A review of medication-related Hospital Incident Reports completed during 2010 revealed Staff RN #1 completed a Report related to the 4/24-4/25/10 administration of Haldol to Patient #1 on 4/25/10. The Report indicated a physician covering for the Attending Physician (Covering Physician #3) became aware of the Haldol order and administrations at 10:00 AM and Patient #1's Daughter was notified at 10:30 AM.
Documentation indicated the (computerized) Incident Report regarding Patient #1's 4/24-4/25/10 Haldol administrations was routed to several management, patient safety and quality staff and a Preliminary Hospital Internal Investigation was underway. Thus far, the Investigation had determined: the Attending Physician's intent to limit the amount of Haldol administered to Patient #1 was not well communicated/flagged to other medical and/or the nursing staff; the Attending Physician's intent to limit the amount of Haldol administered to Patient #1 was not communicated to Pharmacy staff; Patient #1's reaction to Haldol was really an intolerance, not an allergy, and; the Hospital's computerized Order Entry system does not have a mechanism for communication of patient-specific limitations on future potential medication orders.

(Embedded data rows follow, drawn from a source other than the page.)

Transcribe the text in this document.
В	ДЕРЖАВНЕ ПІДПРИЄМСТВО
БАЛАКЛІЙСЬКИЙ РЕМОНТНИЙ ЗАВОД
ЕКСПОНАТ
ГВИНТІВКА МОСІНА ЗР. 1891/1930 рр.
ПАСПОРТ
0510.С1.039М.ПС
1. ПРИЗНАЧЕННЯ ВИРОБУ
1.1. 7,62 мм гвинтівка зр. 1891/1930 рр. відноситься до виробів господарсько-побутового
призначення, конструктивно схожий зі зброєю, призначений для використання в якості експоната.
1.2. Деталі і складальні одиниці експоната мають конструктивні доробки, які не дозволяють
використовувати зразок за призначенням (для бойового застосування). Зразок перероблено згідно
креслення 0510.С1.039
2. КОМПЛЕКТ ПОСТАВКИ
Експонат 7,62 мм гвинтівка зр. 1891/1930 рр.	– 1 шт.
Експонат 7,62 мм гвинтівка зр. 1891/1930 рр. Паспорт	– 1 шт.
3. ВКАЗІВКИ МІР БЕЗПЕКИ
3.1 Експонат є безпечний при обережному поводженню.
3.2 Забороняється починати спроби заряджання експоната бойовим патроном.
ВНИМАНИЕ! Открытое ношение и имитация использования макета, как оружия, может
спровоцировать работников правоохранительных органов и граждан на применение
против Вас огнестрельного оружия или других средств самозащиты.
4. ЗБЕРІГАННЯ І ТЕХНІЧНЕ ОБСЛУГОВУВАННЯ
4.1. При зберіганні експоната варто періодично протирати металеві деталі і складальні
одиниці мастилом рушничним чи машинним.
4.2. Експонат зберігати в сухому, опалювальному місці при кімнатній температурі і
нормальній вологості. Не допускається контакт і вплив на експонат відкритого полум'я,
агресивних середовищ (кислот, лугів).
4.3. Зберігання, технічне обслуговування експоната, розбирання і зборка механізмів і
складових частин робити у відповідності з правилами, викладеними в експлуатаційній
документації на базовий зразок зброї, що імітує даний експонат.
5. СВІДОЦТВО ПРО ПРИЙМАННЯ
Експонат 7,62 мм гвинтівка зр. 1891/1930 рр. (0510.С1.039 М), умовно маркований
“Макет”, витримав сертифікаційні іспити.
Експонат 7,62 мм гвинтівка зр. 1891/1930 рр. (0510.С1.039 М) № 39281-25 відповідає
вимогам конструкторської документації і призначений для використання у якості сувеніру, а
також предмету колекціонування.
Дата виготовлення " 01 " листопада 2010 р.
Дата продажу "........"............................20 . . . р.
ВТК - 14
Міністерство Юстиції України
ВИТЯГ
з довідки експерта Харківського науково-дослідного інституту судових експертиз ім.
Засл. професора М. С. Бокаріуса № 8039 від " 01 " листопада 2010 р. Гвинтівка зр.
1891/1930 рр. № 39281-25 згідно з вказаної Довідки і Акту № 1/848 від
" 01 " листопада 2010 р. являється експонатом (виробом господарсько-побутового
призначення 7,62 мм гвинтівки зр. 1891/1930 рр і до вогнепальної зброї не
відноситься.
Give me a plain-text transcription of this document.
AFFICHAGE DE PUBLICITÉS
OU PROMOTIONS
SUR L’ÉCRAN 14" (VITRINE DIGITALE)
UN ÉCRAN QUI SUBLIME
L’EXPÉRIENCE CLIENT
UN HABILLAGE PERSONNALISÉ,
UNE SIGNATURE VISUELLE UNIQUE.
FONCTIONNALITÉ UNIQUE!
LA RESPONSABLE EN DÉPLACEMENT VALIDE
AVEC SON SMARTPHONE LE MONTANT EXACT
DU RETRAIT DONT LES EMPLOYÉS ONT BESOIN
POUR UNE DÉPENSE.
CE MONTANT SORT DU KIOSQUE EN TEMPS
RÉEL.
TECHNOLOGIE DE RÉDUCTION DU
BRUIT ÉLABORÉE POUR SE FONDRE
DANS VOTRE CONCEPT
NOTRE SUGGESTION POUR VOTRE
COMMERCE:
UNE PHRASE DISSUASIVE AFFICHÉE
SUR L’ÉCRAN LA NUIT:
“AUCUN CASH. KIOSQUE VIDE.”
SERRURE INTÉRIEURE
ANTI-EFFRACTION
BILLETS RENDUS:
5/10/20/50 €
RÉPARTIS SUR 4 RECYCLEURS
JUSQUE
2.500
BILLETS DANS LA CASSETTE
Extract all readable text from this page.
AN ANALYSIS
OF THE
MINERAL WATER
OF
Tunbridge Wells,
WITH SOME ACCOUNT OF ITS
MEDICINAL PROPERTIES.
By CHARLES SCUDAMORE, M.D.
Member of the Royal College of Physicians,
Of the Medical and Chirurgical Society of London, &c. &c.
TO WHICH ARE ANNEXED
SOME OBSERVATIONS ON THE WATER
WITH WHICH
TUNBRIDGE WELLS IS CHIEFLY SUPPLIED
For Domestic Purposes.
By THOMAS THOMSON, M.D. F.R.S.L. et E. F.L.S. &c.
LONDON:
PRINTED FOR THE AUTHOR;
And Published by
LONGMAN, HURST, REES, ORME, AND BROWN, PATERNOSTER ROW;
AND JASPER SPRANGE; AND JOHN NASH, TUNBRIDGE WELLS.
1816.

A review of the Hospital Internal Investigation process revealed Patient #1's 4/24-4/25/10 Haldol administrations and the associated Preliminary Hospital Internal Investigation was scheduled to be discussed at a (regularly scheduled) Patient Advocate/Patient Safety Specialist Meeting on Friday, 4/30/10, and at a (regularly scheduled) Patient Safety Committee on Monday, 5/3/10.
Tag No.: A0288
Based on interviews and documentation review, it was determined the Hospital had not (yet) developed and implemented a Corrective Action Plan related to the 4/24/10 ordering (and subsequent administration) of Haldol outside of parameters previously specified for Patient #1 by his/her Attending Physician.
Findings included:
Please see Tag A 287 for information related to the Hospital Internal Investigation regarding the 4/24/10 ordering (and subsequent administration) of Haldol outside of parameters previously specified for Patient #1 by his/her Attending Physician.
Because the Hospital Internal Investigation was not (yet) complete, a Corrective Action Plan had not (yet) been developed and implemented.